Manners has retained counsel and is suing the hospital.

Frank Allen, who hosts a radio show on Republic Broadcasting Network, Targeted Massachusetts, and also serves on the board of the social action concern, Targeted Justice, recalls his visits with a therapist at STARS in Fall River, MA. “It was all going quite nicely,” he recalls, “until I pulled out my tablet and showed her the site for Targeted Massachusetts.” Allen states that the therapist then responded, “We have inpatient care available.”


A San Francisco company, Sift Science, seems to be leading the way towards enhanced determinations of “reliability,” “risk” and “trust”. The company boasts clients ranging from Couch Surfing to Rently to Destinia to Etix to Remitly and many, many others. Sift proclaims itself the “leader in digital trust and safety,” and states that “…we help more than 34,000 sites and apps navigate the fine balance between growing revenue and protecting their business.”

Sift Science was founded in 2011 by former Google employees. Google has recently hit the news, repeatedly, as its algorithms have been found to censor both alternative media websites as well as natural medicine news.

But what these mechanisms are and how they work remain shrouded in secrecy. Sift Science has certainly secured its own offices—no one answers the phone at the head office. Their designated media contact does not answer the phone nor return messages.

A number of other companies were contacted with questions about the “security code” —Amazon, eBay, Z and Z Medical and Airbnb. The Big Three in credit ratings—Equifax, Experian and Transunion—were also contacted in an effort to determine if they knew anything at all about these “security codes.” At the time of going to press, no one has responded to the inquiries.

All of this smacks of a rating system which resonates with the “social credit” system set up in China. Low social credit scores in China result in inability to travel, to obtain professional employment and refusal of educational opportunities for children. The system encourages a relentless conformity and punishes individuation.

And it appears that a similar system is being quietly rolled out in the US.

The previously cited article in Fast Company considers these rating systems to be a sign of growing privatization of the legal system. The article states “If current trends hold, it’s possible that in the future a majority of misdemeanors and even some felonies will be punished not by Washington, D.C., but by Silicon Valley. It’s a slippery slope away from democracy and toward corporatocracy.”

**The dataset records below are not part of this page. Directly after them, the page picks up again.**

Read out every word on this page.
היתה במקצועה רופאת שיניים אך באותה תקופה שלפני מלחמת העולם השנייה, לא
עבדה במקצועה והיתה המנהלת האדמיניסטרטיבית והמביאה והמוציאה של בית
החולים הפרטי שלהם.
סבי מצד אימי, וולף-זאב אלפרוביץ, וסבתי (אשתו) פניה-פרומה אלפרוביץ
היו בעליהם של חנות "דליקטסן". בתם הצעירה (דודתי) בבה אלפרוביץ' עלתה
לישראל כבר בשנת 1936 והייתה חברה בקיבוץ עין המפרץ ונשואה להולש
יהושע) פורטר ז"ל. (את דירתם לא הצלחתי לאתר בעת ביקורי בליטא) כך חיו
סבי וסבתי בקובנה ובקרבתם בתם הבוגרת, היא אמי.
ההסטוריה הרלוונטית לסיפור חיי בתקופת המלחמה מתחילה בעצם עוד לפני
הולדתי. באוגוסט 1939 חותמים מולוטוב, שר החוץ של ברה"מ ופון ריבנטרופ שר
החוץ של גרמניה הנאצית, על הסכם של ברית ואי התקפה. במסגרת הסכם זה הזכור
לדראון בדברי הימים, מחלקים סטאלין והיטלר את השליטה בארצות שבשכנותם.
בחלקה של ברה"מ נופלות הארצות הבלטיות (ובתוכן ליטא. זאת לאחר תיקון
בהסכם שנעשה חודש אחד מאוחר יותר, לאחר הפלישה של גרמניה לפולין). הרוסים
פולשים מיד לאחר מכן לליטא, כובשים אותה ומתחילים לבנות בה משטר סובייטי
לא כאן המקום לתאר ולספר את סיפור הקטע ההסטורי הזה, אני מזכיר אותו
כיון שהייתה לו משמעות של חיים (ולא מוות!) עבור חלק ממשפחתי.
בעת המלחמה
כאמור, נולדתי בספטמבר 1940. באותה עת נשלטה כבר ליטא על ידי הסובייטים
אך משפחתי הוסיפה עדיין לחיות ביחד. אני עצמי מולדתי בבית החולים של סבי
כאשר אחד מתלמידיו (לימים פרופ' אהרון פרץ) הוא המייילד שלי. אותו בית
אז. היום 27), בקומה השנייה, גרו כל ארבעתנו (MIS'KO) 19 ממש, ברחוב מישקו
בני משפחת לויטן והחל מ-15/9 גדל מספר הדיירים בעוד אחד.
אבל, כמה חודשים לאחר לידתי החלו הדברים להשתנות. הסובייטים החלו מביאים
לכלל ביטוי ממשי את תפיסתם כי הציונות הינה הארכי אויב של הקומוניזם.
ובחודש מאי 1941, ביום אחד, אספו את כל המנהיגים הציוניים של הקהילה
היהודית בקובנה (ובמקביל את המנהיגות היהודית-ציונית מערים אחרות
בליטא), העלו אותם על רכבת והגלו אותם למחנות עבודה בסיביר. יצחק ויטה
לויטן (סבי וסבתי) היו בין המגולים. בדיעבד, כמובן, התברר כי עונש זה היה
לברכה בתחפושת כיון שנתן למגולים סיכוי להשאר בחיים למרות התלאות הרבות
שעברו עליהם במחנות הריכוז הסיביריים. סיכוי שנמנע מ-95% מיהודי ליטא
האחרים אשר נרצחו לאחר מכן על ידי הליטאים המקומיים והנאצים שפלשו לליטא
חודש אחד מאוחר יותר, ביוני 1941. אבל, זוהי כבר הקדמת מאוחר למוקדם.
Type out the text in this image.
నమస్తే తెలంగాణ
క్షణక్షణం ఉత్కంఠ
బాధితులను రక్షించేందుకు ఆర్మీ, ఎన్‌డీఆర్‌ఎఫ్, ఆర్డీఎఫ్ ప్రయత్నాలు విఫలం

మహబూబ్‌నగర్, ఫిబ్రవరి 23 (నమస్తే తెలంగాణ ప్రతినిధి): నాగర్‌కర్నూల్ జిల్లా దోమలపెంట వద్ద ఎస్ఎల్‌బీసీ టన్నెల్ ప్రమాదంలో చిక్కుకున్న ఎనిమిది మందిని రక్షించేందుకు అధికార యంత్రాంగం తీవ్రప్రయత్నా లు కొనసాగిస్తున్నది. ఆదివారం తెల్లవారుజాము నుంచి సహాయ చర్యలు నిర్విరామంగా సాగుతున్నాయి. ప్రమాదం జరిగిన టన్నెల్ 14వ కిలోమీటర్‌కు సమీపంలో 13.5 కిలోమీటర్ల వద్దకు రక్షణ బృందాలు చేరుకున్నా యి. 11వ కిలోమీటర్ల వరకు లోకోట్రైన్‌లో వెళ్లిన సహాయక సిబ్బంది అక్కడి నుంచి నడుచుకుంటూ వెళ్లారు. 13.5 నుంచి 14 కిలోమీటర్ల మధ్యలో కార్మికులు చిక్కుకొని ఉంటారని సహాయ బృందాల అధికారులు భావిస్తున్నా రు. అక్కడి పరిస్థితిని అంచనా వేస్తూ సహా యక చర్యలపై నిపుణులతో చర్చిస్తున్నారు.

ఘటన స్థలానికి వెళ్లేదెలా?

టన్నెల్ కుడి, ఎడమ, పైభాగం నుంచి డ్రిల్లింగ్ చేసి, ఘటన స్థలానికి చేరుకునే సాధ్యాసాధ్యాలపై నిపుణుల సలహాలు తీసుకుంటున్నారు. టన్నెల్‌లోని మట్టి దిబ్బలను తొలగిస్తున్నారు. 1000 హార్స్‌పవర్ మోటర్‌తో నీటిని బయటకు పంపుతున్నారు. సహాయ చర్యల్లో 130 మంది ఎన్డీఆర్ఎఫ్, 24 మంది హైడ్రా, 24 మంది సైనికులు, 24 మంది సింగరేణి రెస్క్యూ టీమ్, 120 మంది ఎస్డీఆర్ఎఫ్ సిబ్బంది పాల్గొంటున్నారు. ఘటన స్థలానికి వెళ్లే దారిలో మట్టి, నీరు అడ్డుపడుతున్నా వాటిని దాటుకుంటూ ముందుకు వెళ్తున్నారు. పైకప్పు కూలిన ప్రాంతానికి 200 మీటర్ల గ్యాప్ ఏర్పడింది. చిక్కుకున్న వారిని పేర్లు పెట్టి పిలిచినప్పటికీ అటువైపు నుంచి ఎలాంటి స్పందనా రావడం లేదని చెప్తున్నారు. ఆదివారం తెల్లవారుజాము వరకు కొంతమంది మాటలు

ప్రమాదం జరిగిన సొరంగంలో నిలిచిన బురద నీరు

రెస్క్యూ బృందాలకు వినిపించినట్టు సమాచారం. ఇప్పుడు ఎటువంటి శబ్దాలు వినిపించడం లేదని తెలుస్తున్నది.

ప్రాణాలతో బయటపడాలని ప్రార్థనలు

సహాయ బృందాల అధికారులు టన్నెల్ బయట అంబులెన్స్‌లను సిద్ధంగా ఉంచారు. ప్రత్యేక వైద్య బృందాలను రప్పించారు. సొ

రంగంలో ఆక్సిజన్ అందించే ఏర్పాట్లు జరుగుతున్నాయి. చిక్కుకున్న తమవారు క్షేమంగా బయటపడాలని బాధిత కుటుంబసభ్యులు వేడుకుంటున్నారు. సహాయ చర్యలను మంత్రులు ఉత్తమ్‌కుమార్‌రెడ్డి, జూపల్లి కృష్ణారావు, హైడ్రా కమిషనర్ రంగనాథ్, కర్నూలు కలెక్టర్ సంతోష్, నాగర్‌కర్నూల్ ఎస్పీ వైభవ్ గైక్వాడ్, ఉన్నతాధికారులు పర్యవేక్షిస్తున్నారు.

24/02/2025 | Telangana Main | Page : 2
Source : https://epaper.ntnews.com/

However, the fact that Western Union relayed that the USA PATRIOT Act was one of the legal foundations prompting service denial to Karen Stewart illuminates the hand of government in this rating system. An undeniable relationship exists between government and private companies and seems to point to a public-private partnership which may be “sifting” out American citizens, into privileged classes or into a class of the divested and disenfranchised.

And without any prior notice or possibility of appeal, apparently….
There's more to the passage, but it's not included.